Les pouvoirs de police du maire : un levier essentiel de la sécurité locale
Les pouvoirs de police du maire en France sont principalement régis par l’article L. 2212-2 du Code général des collectivités territoriales (CGCT). Cet article définit les responsabilités du maire en matière de sécurité, de tranquillité publique, de salubrité et de bon ordre sur le territoire de sa commune. Concrètement, cela inclut des domaines comme la circulation routière, le maintien de l’ordre public (hors manifestation), la lutte contre les nuisances, la salubrité publique et la sécurité des édifices.
Par Thomas Soulier, adjoint au Maire en charge de la sécurité et de tranquillité publiques à Mont-Saint-Aignan (76) & Membre du CRSI
Police administrative, police judiciaire, une dénomination semblable mais des missions bien différentes
En droit, la notion de police désigne la mission par laquelle la puissance publique protège la société, la façon dont elle maintient ce que l’on appelle “l’ordre public”.
Il faut être attentif car ce terme de “police” est ambigu.

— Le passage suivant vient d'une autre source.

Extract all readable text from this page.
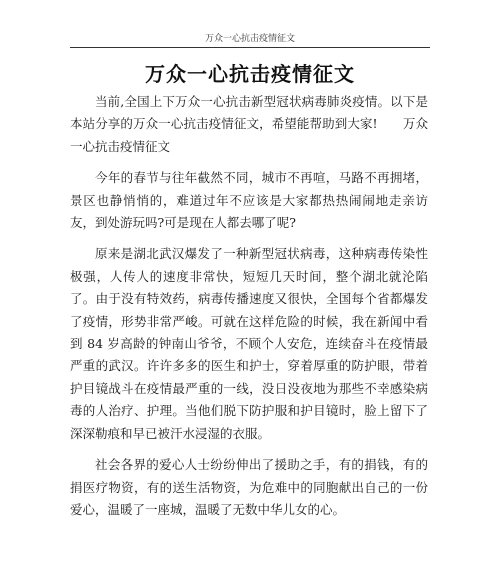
万众一心抗击疫情征文
万众一心抗击疫情征文

当前,全国上下万众一心抗击新型冠状病毒肺炎疫情。以下是本站分享的万众一心抗击疫情征文，希望能帮助到大家!　　万众一心抗击疫情征文

今年的春节与往年截然不同，城市不再喧，马路不再拥堵，景区也静悄悄的，难道过年不应该是大家都热热闹闹地走亲访友，到处游玩吗?可是现在人都去哪了呢?

原来是湖北武汉爆发了一种新型冠状病毒，这种病毒传染性极强，人传人的速度非常快，短短几天时间，整个湖北就沦陷了。由于没有特效药，病毒传播速度又很快，全国每个省都爆发了疫情，形势非常严峻。可就在这样危险的时候，我在新闻中看到 84 岁高龄的钟南山爷爷，不顾个人安危，连续奋斗在疫情最严重的武汉。许许多多的医生和护士，穿着厚重的防护眼，带着护目镜战斗在疫情最严重的一线，没日没夜地为那些不幸感染病毒的人治疗、护理。当他们脱下防护服和护目镜时，脸上留下了深深勒痕和早已被汗水浸湿的衣服。

社会各界的爱心人士纷纷伸出了援助之手，有的捐钱，有的捐医疗物资，有的送生活物资，为危难中的同胞献出自己的一份爱心，温暖了一座城，温暖了无数中华儿女的心。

Il désigne en réalité deux types de missions très différentes : la police administrative et la police judiciaire.
La police administrative se rapporte à la préservation de l’ordre public, afin qu’il ne soit pas troublé ; on est dans l’anticipation.
La police judiciaire, en revanche, a une mission à la fois proche et différente de la police administrative parce qu’elle intervient lorsque l’ordre public a déjà été troublé.
Dans le cas d’un vol par exemple, la police judiciaire est chargée d’identifier les auteurs de l’infraction commise et, le cas échéant, de les appréhender pour qu’ils soient jugés.
En résumé, la police administrative a une finalité préventive tandis que la police judiciaire a un dessein répressif. Les deux notions peuvent sembler proches puisqu’on y retrouve le mot “police”. Néanmoins, elles désignent deux types d’actions de la puissance publique tout à fait différentes, tant dans leur finalité que dans leurs modalités (personnels, règles, juges…).
La police administrative vise à maintenir l’ordre public. Comment définir cette notion ?
Depuis le XIXe siècle, l’ordre public comporte trois branches : la sécurité, la salubrité et la tranquillité. La sécurité désigne l’absence d’atteinte aux biens et aux personnes ; par exemple le fait de ne pas se faire agresser dans la rue, ne pas se faire voler ou dégrader ce qui nous appartient.
La puissance publique doit ainsi garantir à ses citoyens la sécurité. La seconde branche, la salubrité, fait référence aux mesures destinées à préserver la santé de la population.
Souvenez-vous, pendant la crise Covid, de très nombreuses mesures de police ont été prises pour protéger la santé de la population comme le port du masque ou la limitation des déplacements.
La troisième composante enfin, la tranquillité publique, est le fait de garantir aux citoyens un cadre de vie paisible, sans tapage nocturne par exemple.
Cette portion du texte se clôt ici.